La vela femminile secondo Chiara: condividere la rotta, non solo il timone, con amicizia e determinazione
Chiara Degli Angioli: determinazione, lavoro di squadra e passione
×
Con Chiara si conclude il nostro approfondimento dedicato ad alcune delle ragazze dell’equipaggio RS21 Magique et Terrible. Nei prossimi episodi di Making Waves, daremo spazio a quelle veliste che hanno scelto di affrontare la loro sfida in oceano, dando vita a The Famous Project.
Intanto scoprite insieme a noi la storia di Chiara Degli Angioli, che dopo una brillante carriera giovanile di alto livello nel judo, ha scelto di dedicarsi alla vela. Oggi è l’anima razionale e sorridente del team femminile RS21 Magique et Terrible.
Dopo le derive, ha trovato nella vela di squadra un nuovo modo di crescere: più dialogo, più ascolto, più condivisione. Crede che ogni ragazza meriti di continuare a navigare anche dopo le classi giovanili, e lo dimostra, regata dopo regata, sostenendo il gruppo, dando fiducia alle più giovani e costruendo qualcosa che va oltre la linea d’arrivo.
Come dice lei: “Siamo donne, e testarde. Punto”. Una frase semplice, ma che dice tutto.
Non è solo un modo per navigare meglio: è il modo per costruire qualcosa che dura nel tempo. A 24 anni, è già un punto di riferimento per tante ragazze che, dopo le classi giovanili, non vogliono smettere di regatare.

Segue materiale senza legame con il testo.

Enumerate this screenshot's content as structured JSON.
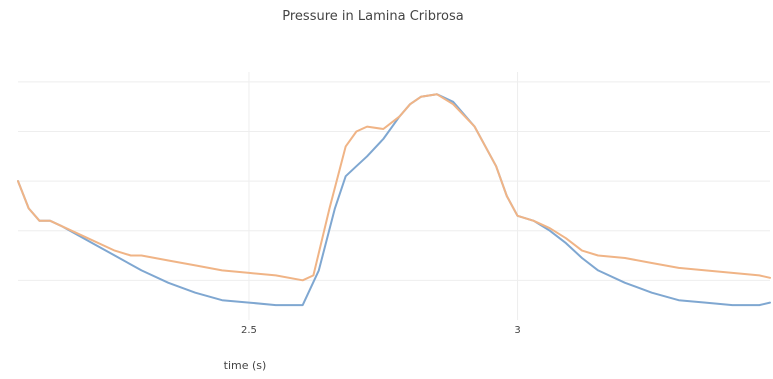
{
  "chart_data": {
    "type": "line",
    "title": "Pressure in Lamina Cribrosa",
    "xlabel": "time (s)",
    "ylabel": "",
    "xlim": [
      2.07,
      3.47
    ],
    "ylim": [
      0,
      1
    ],
    "x_ticks": [
      2.5,
      3
    ],
    "x_tick_labels": [
      "2.5",
      "3"
    ],
    "y_gridlines": [
      0.16,
      0.36,
      0.56,
      0.76,
      0.96
    ],
    "show_y_tick_labels": false,
    "grid": true,
    "legend": false,
    "series": [
      {
        "color": "#7fa7d1",
        "x": [
          2.07,
          2.09,
          2.11,
          2.13,
          2.15,
          2.2,
          2.25,
          2.3,
          2.35,
          2.4,
          2.45,
          2.5,
          2.55,
          2.6,
          2.63,
          2.66,
          2.68,
          2.7,
          2.72,
          2.75,
          2.78,
          2.8,
          2.82,
          2.85,
          2.88,
          2.92,
          2.96,
          2.98,
          3.0,
          3.03,
          3.06,
          3.09,
          3.12,
          3.15,
          3.2,
          3.25,
          3.3,
          3.35,
          3.4,
          3.45,
          3.47
        ],
        "y": [
          0.56,
          0.45,
          0.4,
          0.4,
          0.38,
          0.32,
          0.26,
          0.2,
          0.15,
          0.11,
          0.08,
          0.07,
          0.06,
          0.06,
          0.2,
          0.45,
          0.58,
          0.62,
          0.66,
          0.73,
          0.82,
          0.87,
          0.9,
          0.91,
          0.88,
          0.78,
          0.62,
          0.5,
          0.42,
          0.4,
          0.36,
          0.31,
          0.25,
          0.2,
          0.15,
          0.11,
          0.08,
          0.07,
          0.06,
          0.06,
          0.07
        ]
      },
      {
        "color": "#f0b486",
        "x": [
          2.07,
          2.09,
          2.11,
          2.13,
          2.15,
          2.2,
          2.25,
          2.28,
          2.3,
          2.35,
          2.4,
          2.45,
          2.5,
          2.55,
          2.6,
          2.62,
          2.65,
          2.68,
          2.7,
          2.72,
          2.75,
          2.78,
          2.8,
          2.82,
          2.85,
          2.88,
          2.92,
          2.96,
          2.98,
          3.0,
          3.03,
          3.06,
          3.09,
          3.12,
          3.15,
          3.2,
          3.25,
          3.3,
          3.35,
          3.4,
          3.45,
          3.47
        ],
        "y": [
          0.56,
          0.45,
          0.4,
          0.4,
          0.38,
          0.33,
          0.28,
          0.26,
          0.26,
          0.24,
          0.22,
          0.2,
          0.19,
          0.18,
          0.16,
          0.18,
          0.45,
          0.7,
          0.76,
          0.78,
          0.77,
          0.82,
          0.87,
          0.9,
          0.91,
          0.87,
          0.78,
          0.62,
          0.5,
          0.42,
          0.4,
          0.37,
          0.33,
          0.28,
          0.26,
          0.25,
          0.23,
          0.21,
          0.2,
          0.19,
          0.18,
          0.17
        ]
      }
    ]
  }
}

Nata vicino al mare, a Rimini, Chiara ha scoperto presto la vela. Dopo un episodio negativo in mare per cui da ragazzina ha avuto molta paura, ha lasciato il singolo olimpico Ilca e trovato nel lavoro di squadra la sua nuova bussola. Oggi è tra le protagoniste del team femminile RS21 Magique et Terrible, un progetto nato per tenere accesa la passione anche quando la carriera sportiva si intreccia con gli impegni universitari o professionali.
“Non tutte possiamo puntare all’Olimpiade - ma questo non vuol dire che dobbiamo rinunciare alla vela”.
Magique et Terrible, supportato da SLAM come sponsor tecnico, è un vero laboratorio di crescita sportiva e personale.
“Ognuna ha il suo ruolo, e in barca questo si riflette anche nel modo in cui ci vestiamo. Le ragazze a prua hanno bisogno di libertà nei movimenti, chi è al timone privilegia comfort e leggerezza”.
Ma il cuore resta la coesione:
“Lavoriamo in cinque per fare ciò che in altri equipaggi fanno in tre. Questo ci rende più attente, più coordinate, più solide”.
Chiara racconta una vela diversa, non solo per genere, ma per approccio:
“Con un equipaggio tutto femminile, la comunicazione è continua. Parliamo tanto, ci confrontiamo, impariamo a compensare l’inesperienza con l’ascolto. Anche fuori dall’acqua: un aperitivo insieme dopo la regata non è solo un rito, è un modo per rinsaldare il gruppo".
“Non si attacca chi sbaglia. Si porta a termine la regata e si analizza tutto a mente fredda. Il vero spirito di squadra è questo: non giudicare, ma sostenersi”.
Il 2025 si è aperto con nuovi ingressi e nuove sfide: Chiara ha al suo fianco veliste ancora più giovani, alcune al debutto assoluto nella classe. Ma la sua fiducia non vacilla:
Per Chiara, “fare la differenza” significa proprio questo: creare uno spazio dove le donne possano esprimersi, imparare, farsi apprezzare. Con le mani tra drizze, scotte e vele, il sorriso al vento, e la certezza che – in regata come nella vita – non serve solo arrivare prime, ma partire e cercare di migliorare di volta in volta performance, carattere, trovando l’equilibrio perfetto.